Dr. Hightower also made a surprise presentation during the meeting – the first of his four annual Game Changer Awards recognizing excellence in instruction. He presented the Game Changer for Instructional Support posthumously to the late Dr. Rouel Belleza, which was accepted by his wife, Ellie.
Dr. Belleza, who passed away in November after a two-year battle with gastric cancer, served as CCSD’s first supervisor of student services in the Office of School Operations and, in this role, laid the groundwork for a future Virtual Academy program and was the original architect of the District’s Social and Emotional Learning (SEL) initiative.

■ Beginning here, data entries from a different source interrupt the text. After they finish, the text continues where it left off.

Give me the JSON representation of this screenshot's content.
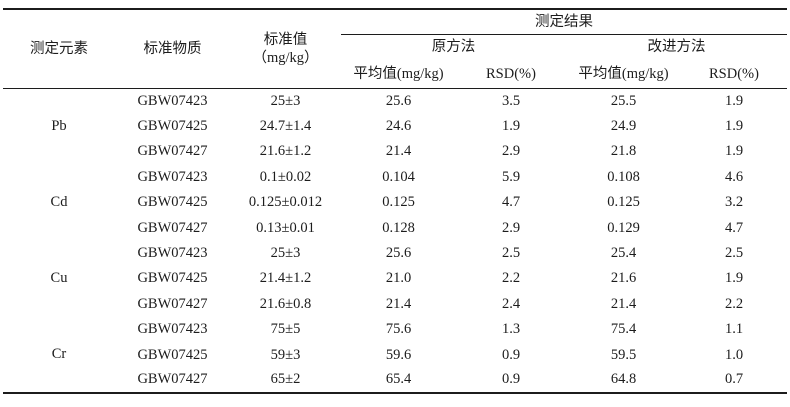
{
  "table": {
    "header": {
      "element": "测定元素",
      "material": "标准物质",
      "standard_line1": "标准值",
      "standard_line2": "（mg/kg）",
      "results_group": "测定结果",
      "original_method": "原方法",
      "improved_method": "改进方法",
      "mean_label": "平均值(mg/kg)",
      "rsd_label": "RSD(%)"
    },
    "colors": {
      "text": "#1c1c1c",
      "rule": "#1c1c1c",
      "background": "#ffffff"
    },
    "groups": [
      {
        "element": "Pb",
        "rows": [
          {
            "material": "GBW07423",
            "standard": "25±3",
            "orig_mean": "25.6",
            "orig_rsd": "3.5",
            "imp_mean": "25.5",
            "imp_rsd": "1.9"
          },
          {
            "material": "GBW07425",
            "standard": "24.7±1.4",
            "orig_mean": "24.6",
            "orig_rsd": "1.9",
            "imp_mean": "24.9",
            "imp_rsd": "1.9"
          },
          {
            "material": "GBW07427",
            "standard": "21.6±1.2",
            "orig_mean": "21.4",
            "orig_rsd": "2.9",
            "imp_mean": "21.8",
            "imp_rsd": "1.9"
          }
        ]
      },
      {
        "element": "Cd",
        "rows": [
          {
            "material": "GBW07423",
            "standard": "0.1±0.02",
            "orig_mean": "0.104",
            "orig_rsd": "5.9",
            "imp_mean": "0.108",
            "imp_rsd": "4.6"
          },
          {
            "material": "GBW07425",
            "standard": "0.125±0.012",
            "orig_mean": "0.125",
            "orig_rsd": "4.7",
            "imp_mean": "0.125",
            "imp_rsd": "3.2"
          },
          {
            "material": "GBW07427",
            "standard": "0.13±0.01",
            "orig_mean": "0.128",
            "orig_rsd": "2.9",
            "imp_mean": "0.129",
            "imp_rsd": "4.7"
          }
        ]
      },
      {
        "element": "Cu",
        "rows": [
          {
            "material": "GBW07423",
            "standard": "25±3",
            "orig_mean": "25.6",
            "orig_rsd": "2.5",
            "imp_mean": "25.4",
            "imp_rsd": "2.5"
          },
          {
            "material": "GBW07425",
            "standard": "21.4±1.2",
            "orig_mean": "21.0",
            "orig_rsd": "2.2",
            "imp_mean": "21.6",
            "imp_rsd": "1.9"
          },
          {
            "material": "GBW07427",
            "standard": "21.6±0.8",
            "orig_mean": "21.4",
            "orig_rsd": "2.4",
            "imp_mean": "21.4",
            "imp_rsd": "2.2"
          }
        ]
      },
      {
        "element": "Cr",
        "rows": [
          {
            "material": "GBW07423",
            "standard": "75±5",
            "orig_mean": "75.6",
            "orig_rsd": "1.3",
            "imp_mean": "75.4",
            "imp_rsd": "1.1"
          },
          {
            "material": "GBW07425",
            "standard": "59±3",
            "orig_mean": "59.6",
            "orig_rsd": "0.9",
            "imp_mean": "59.5",
            "imp_rsd": "1.0"
          },
          {
            "material": "GBW07427",
            "standard": "65±2",
            "orig_mean": "65.4",
            "orig_rsd": "0.9",
            "imp_mean": "64.8",
            "imp_rsd": "0.7"
          }
        ]
      }
    ]
  }
}
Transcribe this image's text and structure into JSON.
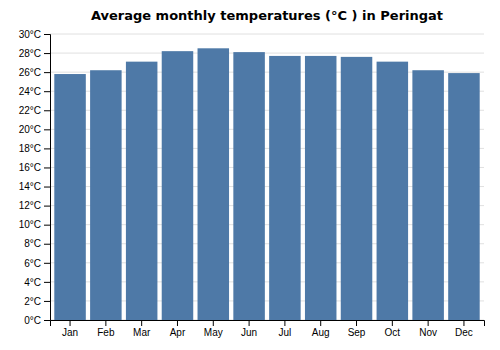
{
  "chart_data": {
    "type": "bar",
    "title": "Average monthly temperatures (°C ) in Peringat",
    "categories": [
      "Jan",
      "Feb",
      "Mar",
      "Apr",
      "May",
      "Jun",
      "Jul",
      "Aug",
      "Sep",
      "Oct",
      "Nov",
      "Dec"
    ],
    "values": [
      25.8,
      26.2,
      27.1,
      28.2,
      28.5,
      28.1,
      27.7,
      27.7,
      27.6,
      27.1,
      26.2,
      25.9
    ],
    "ylim": [
      0,
      30
    ],
    "yticks": [
      {
        "value": 0,
        "label": "0°C"
      },
      {
        "value": 2,
        "label": "2°C"
      },
      {
        "value": 4,
        "label": "4°C"
      },
      {
        "value": 6,
        "label": "6°C"
      },
      {
        "value": 8,
        "label": "8°C"
      },
      {
        "value": 10,
        "label": "10°C"
      },
      {
        "value": 12,
        "label": "12°C"
      },
      {
        "value": 14,
        "label": "14°C"
      },
      {
        "value": 16,
        "label": "16°C"
      },
      {
        "value": 18,
        "label": "18°C"
      },
      {
        "value": 20,
        "label": "20°C"
      },
      {
        "value": 22,
        "label": "22°C"
      },
      {
        "value": 24,
        "label": "24°C"
      },
      {
        "value": 26,
        "label": "26°C"
      },
      {
        "value": 28,
        "label": "28°C"
      },
      {
        "value": 30,
        "label": "30°C"
      }
    ],
    "grid": true
  }
}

“Rouel recognized early on that, while our primary mission is teaching and learning, effective instruction can’t happen if we neglect the mental health and well-being of our students and staff,” Dr. Hightower said. “His work has saved the lives of at-risk students and that’s a legacy that will live on for generations.”
The School Board also:
• Heard a presentation by Mr. Chapman on the Be Pro Be Proud Georgia (BeProBeProudGa.org) initiative launched by the Cherokee County Office of Economic Development, with support from CCSD, to educate high school students and young adults about possible careers in the essential skilled trades;
• Recognized 2020-21 Student Advisor to School Board and Student Delegates (in-person recognition);
• Recognized Duke University Talent Identification Program (TIP) students who achieved Grand and State Recognition during their seventh-grade year (virtual recognition);
• Recognized 2020 Young Georgia Authors Competition winners (virtual recognition);
• Approved monthly financial reports for June and July;
• Approved 2020-21 School Improvement Plans;
• Approved the monthly capital outlay projects report;
• Approved the ratification of the ABM Industry Groups, LLC EnhancedClean Program Contract for the 2020-21 school year;
• Approved granting a permanent right of way to the Cherokee County government for its Bells Ferry Road improvement project;
• Approved a resolution to supplement School Board Policy JCAC; and,
• Met in executive session to discuss real estate and then returned to open session and authorized the superintendent to enter into a sales contract for undisclosed property at an undisclosed location.
The next School Board meeting is 7 p.m. Sept. 17, 2020.